> > and storage devices typically use map_sg. But they both exercise the same
> > underlying resource management code since it's the same IOMMU they poke at.
> >
> > ...
> > >> Sorry, I didn't see a replacement for the deferred_flush_tables.
> > >> Mark Gross and I agree this substantially helps with unmap performance.
> > >> See
http://lkml.org/lkml/2008/3/3/373
> > >
> > > Yeah, I can add a nice trick in parisc sba_iommu uses. I'll try next
> > > time.
> > >
> > > But it probably gives the bitmap method less gain than the RB tree
> > > since clear the bitmap takes less time than changing the tree.
> > >
> > > The deferred_flush_tables also batches flushing TLB. The patch flushes
> > > TLB only when it reaches the end of the bitmap (it's a trick that some
> > > IOMMUs like SPARC does).
> >
> > The batching of the TLB flushes is the key thing.

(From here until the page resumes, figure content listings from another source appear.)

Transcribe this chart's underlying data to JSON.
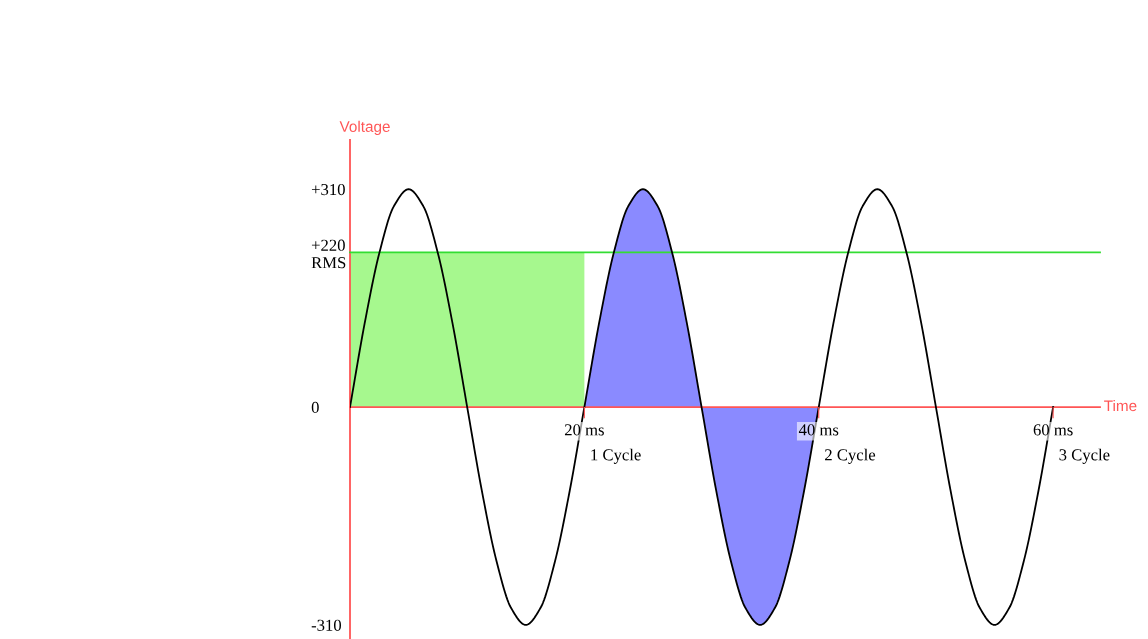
{
  "chart_data": {
    "type": "line",
    "xlabel": "Time",
    "ylabel": "Voltage",
    "xlim": [
      0,
      64
    ],
    "ylim": [
      -330,
      380
    ],
    "xticks": [
      {
        "value": 20,
        "label": "20 ms"
      },
      {
        "value": 40,
        "label": "40 ms"
      },
      {
        "value": 60,
        "label": "60 ms"
      }
    ],
    "annotations": [
      "1 Cycle",
      "2 Cycle",
      "3 Cycle"
    ],
    "yticks": [
      {
        "value": 310,
        "label": "+310"
      },
      {
        "value": 220,
        "label": "+220\nRMS"
      },
      0,
      {
        "value": -310,
        "label": "-310"
      }
    ],
    "ref_lines": [
      {
        "axis": "y",
        "value": 220,
        "color": "#33dd33"
      }
    ],
    "series": [
      {
        "type": "area",
        "color": "#a6f88e",
        "x": [
          0,
          20
        ],
        "values": [
          220,
          220
        ]
      },
      {
        "type": "area",
        "color": "#8a8aff",
        "x": [
          20,
          21.25,
          22.5,
          23.75,
          25,
          26.25,
          27.5,
          28.75,
          30,
          31.25,
          32.5,
          33.75,
          35,
          36.25,
          37.5,
          38.75,
          40
        ],
        "values": [
          0,
          119,
          219,
          286,
          310,
          286,
          219,
          119,
          0,
          -119,
          -219,
          -286,
          -310,
          -286,
          -219,
          -119,
          0
        ]
      },
      {
        "color": "#000000",
        "x": [
          0,
          1.25,
          2.5,
          3.75,
          5,
          6.25,
          7.5,
          8.75,
          10,
          11.25,
          12.5,
          13.75,
          15,
          16.25,
          17.5,
          18.75,
          20,
          21.25,
          22.5,
          23.75,
          25,
          26.25,
          27.5,
          28.75,
          30,
          31.25,
          32.5,
          33.75,
          35,
          36.25,
          37.5,
          38.75,
          40,
          41.25,
          42.5,
          43.75,
          45,
          46.25,
          47.5,
          48.75,
          50,
          51.25,
          52.5,
          53.75,
          55,
          56.25,
          57.5,
          58.75,
          60
        ],
        "values": [
          0,
          119,
          219,
          286,
          310,
          286,
          219,
          119,
          0,
          -119,
          -219,
          -286,
          -310,
          -286,
          -219,
          -119,
          0,
          119,
          219,
          286,
          310,
          286,
          219,
          119,
          0,
          -119,
          -219,
          -286,
          -310,
          -286,
          -219,
          -119,
          0,
          119,
          219,
          286,
          310,
          286,
          219,
          119,
          0,
          -119,
          -219,
          -286,
          -310,
          -286,
          -219,
          -119,
          0
        ]
      }
    ],
    "grid": false,
    "legend": false
  }
}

I was being paranoid
> > by not marking the resource free until after the TLB was flushed. If we
> > know the allocation is going to be circular through the bitmap, flushing
> > the TLB once per iteration through the bitmap should be sufficient since
> > we can guarantee the IO Pdir resource won't get re-used until a full
> > cycle through the bitmap has been completed.
>
> Not necessarily ... there's a safety vs performance issue here. As long
> as the iotlb mapping persists, the device can use it to write to the
> memory. If you fail to flush, you lose the ability to detect device dma
> after free (because the iotlb may still be valid). On standard systems,
> this happens so infrequently as to be worth the tradeoff. However, in
> virtualised systems, which is what the intel iommu is aimed at, stale
> iotlb entries can be used by malicious VMs to gain access to memory
> outside of their VM, so the intel people at least need to say whether
> they're willing to accept this speed for safety tradeoff.